Not everyone is a candidate. Extensive testing, including prolonged brain monitoring, imaging, and sometimes temporary electrode placement, is needed to confirm exactly where seizures start and whether that area can be safely removed without affecting critical functions like language or movement.
Hormonal Seizure Patterns
Some women notice their seizures cluster around their menstrual period, a pattern called catamenial epilepsy. This happens because shifting levels of estrogen and progesterone throughout the cycle affect brain excitability. Estrogen tends to promote seizures, while progesterone has a protective effect.
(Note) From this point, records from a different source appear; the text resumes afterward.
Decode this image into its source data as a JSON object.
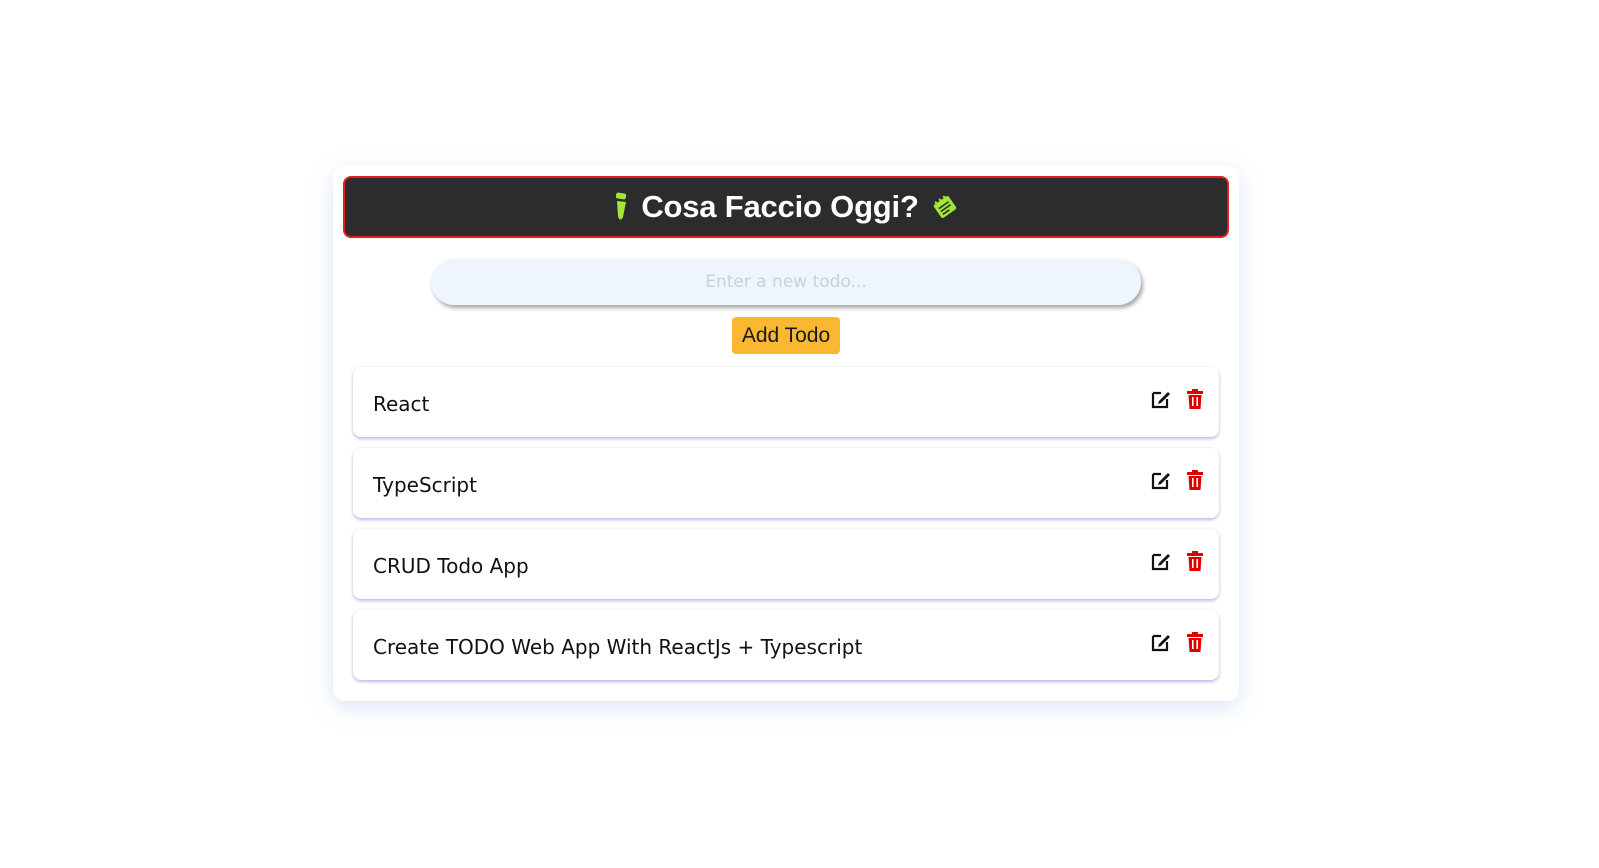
{
  "header": {
    "title": "Cosa Faccio Oggi?",
    "left_icon": "pencil-icon",
    "right_icon": "notepad-icon",
    "accent_color": "#a3e635",
    "border_color": "#e81c1c",
    "background": "#2c2c2c"
  },
  "input": {
    "placeholder": "Enter a new todo...",
    "value": ""
  },
  "add_button": {
    "label": "Add Todo",
    "color": "#fbb731"
  },
  "todos": [
    {
      "text": "React",
      "edit_icon": "edit-icon",
      "delete_icon": "trash-icon"
    },
    {
      "text": "TypeScript",
      "edit_icon": "edit-icon",
      "delete_icon": "trash-icon"
    },
    {
      "text": "CRUD Todo App",
      "edit_icon": "edit-icon",
      "delete_icon": "trash-icon"
    },
    {
      "text": "Create TODO Web App With ReactJs + Typescript",
      "edit_icon": "edit-icon",
      "delete_icon": "trash-icon"
    }
  ],
  "colors": {
    "delete": "#e00000",
    "edit": "#111111"
  }
}
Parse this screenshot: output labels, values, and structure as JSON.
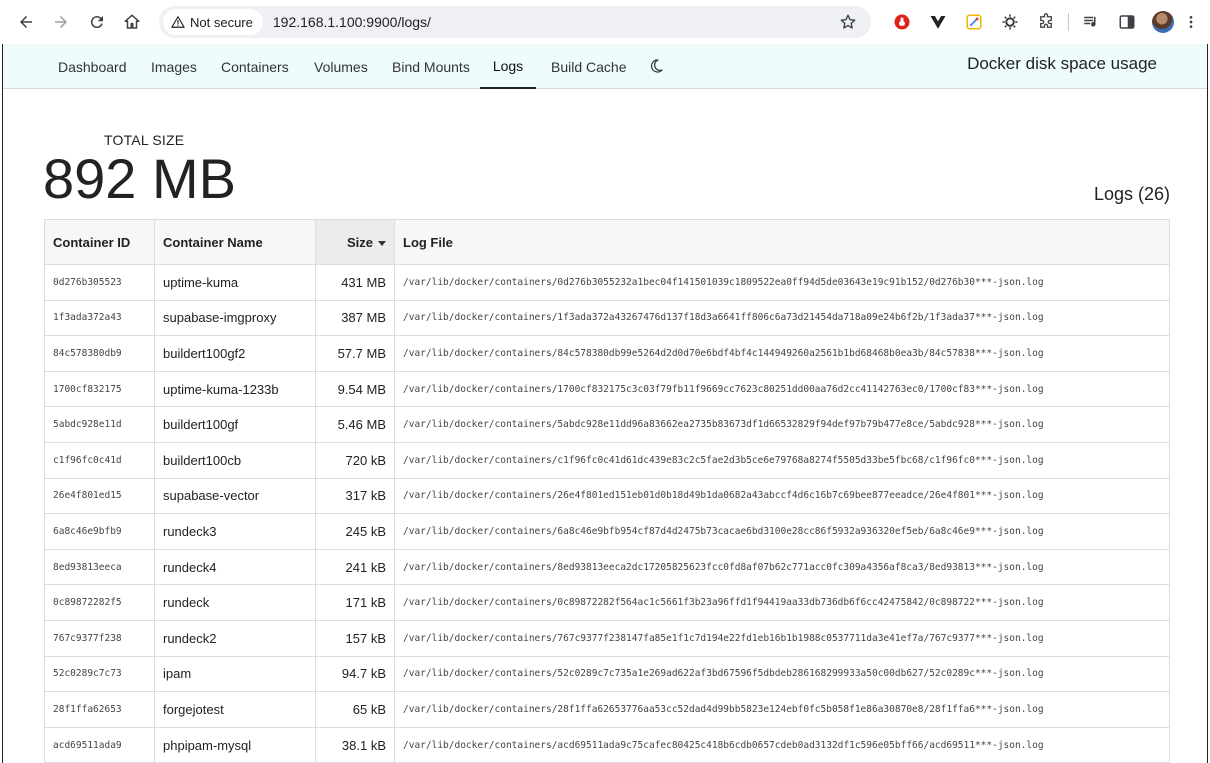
{
  "browser": {
    "security_label": "Not secure",
    "url": "192.168.1.100:9900/logs/"
  },
  "nav": {
    "tabs": [
      "Dashboard",
      "Images",
      "Containers",
      "Volumes",
      "Bind Mounts",
      "Logs",
      "Build Cache"
    ],
    "active_tab": "Logs",
    "app_title": "Docker disk space usage"
  },
  "summary": {
    "total_label": "TOTAL SIZE",
    "total_value": "892 MB",
    "logs_count": "Logs (26)"
  },
  "table": {
    "headers": {
      "container_id": "Container ID",
      "container_name": "Container Name",
      "size": "Size",
      "log_file": "Log File"
    },
    "rows": [
      {
        "id": "0d276b305523",
        "name": "uptime-kuma",
        "size": "431 MB",
        "log": "/var/lib/docker/containers/0d276b3055232a1bec04f141501039c1809522ea0ff94d5de03643e19c91b152/0d276b30***-json.log"
      },
      {
        "id": "1f3ada372a43",
        "name": "supabase-imgproxy",
        "size": "387 MB",
        "log": "/var/lib/docker/containers/1f3ada372a43267476d137f18d3a6641ff806c6a73d21454da718a09e24b6f2b/1f3ada37***-json.log"
      },
      {
        "id": "84c578380db9",
        "name": "buildert100gf2",
        "size": "57.7 MB",
        "log": "/var/lib/docker/containers/84c578380db99e5264d2d0d70e6bdf4bf4c144949260a2561b1bd68468b0ea3b/84c57838***-json.log"
      },
      {
        "id": "1700cf832175",
        "name": "uptime-kuma-1233b",
        "size": "9.54 MB",
        "log": "/var/lib/docker/containers/1700cf832175c3c03f79fb11f9669cc7623c80251dd00aa76d2cc41142763ec0/1700cf83***-json.log"
      },
      {
        "id": "5abdc928e11d",
        "name": "buildert100gf",
        "size": "5.46 MB",
        "log": "/var/lib/docker/containers/5abdc928e11dd96a83662ea2735b83673df1d66532829f94def97b79b477e8ce/5abdc928***-json.log"
      },
      {
        "id": "c1f96fc0c41d",
        "name": "buildert100cb",
        "size": "720 kB",
        "log": "/var/lib/docker/containers/c1f96fc0c41d61dc439e83c2c5fae2d3b5ce6e79768a8274f5505d33be5fbc68/c1f96fc0***-json.log"
      },
      {
        "id": "26e4f801ed15",
        "name": "supabase-vector",
        "size": "317 kB",
        "log": "/var/lib/docker/containers/26e4f801ed151eb01d0b18d49b1da0682a43abccf4d6c16b7c69bee877eeadce/26e4f801***-json.log"
      },
      {
        "id": "6a8c46e9bfb9",
        "name": "rundeck3",
        "size": "245 kB",
        "log": "/var/lib/docker/containers/6a8c46e9bfb954cf87d4d2475b73cacae6bd3100e28cc86f5932a936320ef5eb/6a8c46e9***-json.log"
      },
      {
        "id": "8ed93813eeca",
        "name": "rundeck4",
        "size": "241 kB",
        "log": "/var/lib/docker/containers/8ed93813eeca2dc17205825623fcc0fd8af07b62c771acc0fc309a4356af8ca3/8ed93813***-json.log"
      },
      {
        "id": "0c89872282f5",
        "name": "rundeck",
        "size": "171 kB",
        "log": "/var/lib/docker/containers/0c89872282f564ac1c5661f3b23a96ffd1f94419aa33db736db6f6cc42475842/0c898722***-json.log"
      },
      {
        "id": "767c9377f238",
        "name": "rundeck2",
        "size": "157 kB",
        "log": "/var/lib/docker/containers/767c9377f238147fa85e1f1c7d194e22fd1eb16b1b1988c0537711da3e41ef7a/767c9377***-json.log"
      },
      {
        "id": "52c0289c7c73",
        "name": "ipam",
        "size": "94.7 kB",
        "log": "/var/lib/docker/containers/52c0289c7c735a1e269ad622af3bd67596f5dbdeb286168299933a50c00db627/52c0289c***-json.log"
      },
      {
        "id": "28f1ffa62653",
        "name": "forgejotest",
        "size": "65 kB",
        "log": "/var/lib/docker/containers/28f1ffa62653776aa53cc52dad4d99bb5823e124ebf0fc5b058f1e86a30870e8/28f1ffa6***-json.log"
      },
      {
        "id": "acd69511ada9",
        "name": "phpipam-mysql",
        "size": "38.1 kB",
        "log": "/var/lib/docker/containers/acd69511ada9c75cafec80425c418b6cdb0657cdeb0ad3132df1c596e05bff66/acd69511***-json.log"
      }
    ]
  }
}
When progesterone drops sharply just before menstruation, the seizure threshold can drop with it.
Progesterone supplementation has been studied as a potential treatment, but a large clinical trial of 294 women found no overall benefit compared to placebo. However, a subset of women with the most pronounced perimenstrual seizure spikes did respond. Among those with the highest levels of perimenstrual exacerbation (about 21% of the study group), 37.8% responded to progesterone compared to just 11.1% on placebo. This suggests hormonal treatment may help a specific subset of women, but it’s not broadly effective. Tracking seizure patterns alongside your menstrual cycle can help determine whether this approach is worth discussing with your neurologist.
Managing Photosensitive Triggers
About 3% of people with epilepsy have photosensitive seizures triggered by flashing lights, rapid visual patterns, or certain screen displays. Prevention for this group focuses on reducing exposure to triggering stimuli. Blue-tinted lenses (specifically a shade called Z1) have been shown to reduce the brain’s abnormal response to flashing lights by 66% in children with photosensitivity. These lenses work by filtering out red wavelengths of light, which are the most provocative for photosensitive brains. They don’t eliminate the response entirely, but they significantly dampen it.
Practical steps include watching screens in well-lit rooms to reduce contrast, sitting farther from the screen, using displays with higher refresh rates, and avoiding known triggers like strobe lights. Many video games and broadcast programs now carry photosensitivity warnings, and browser extensions can block flashing content on websites.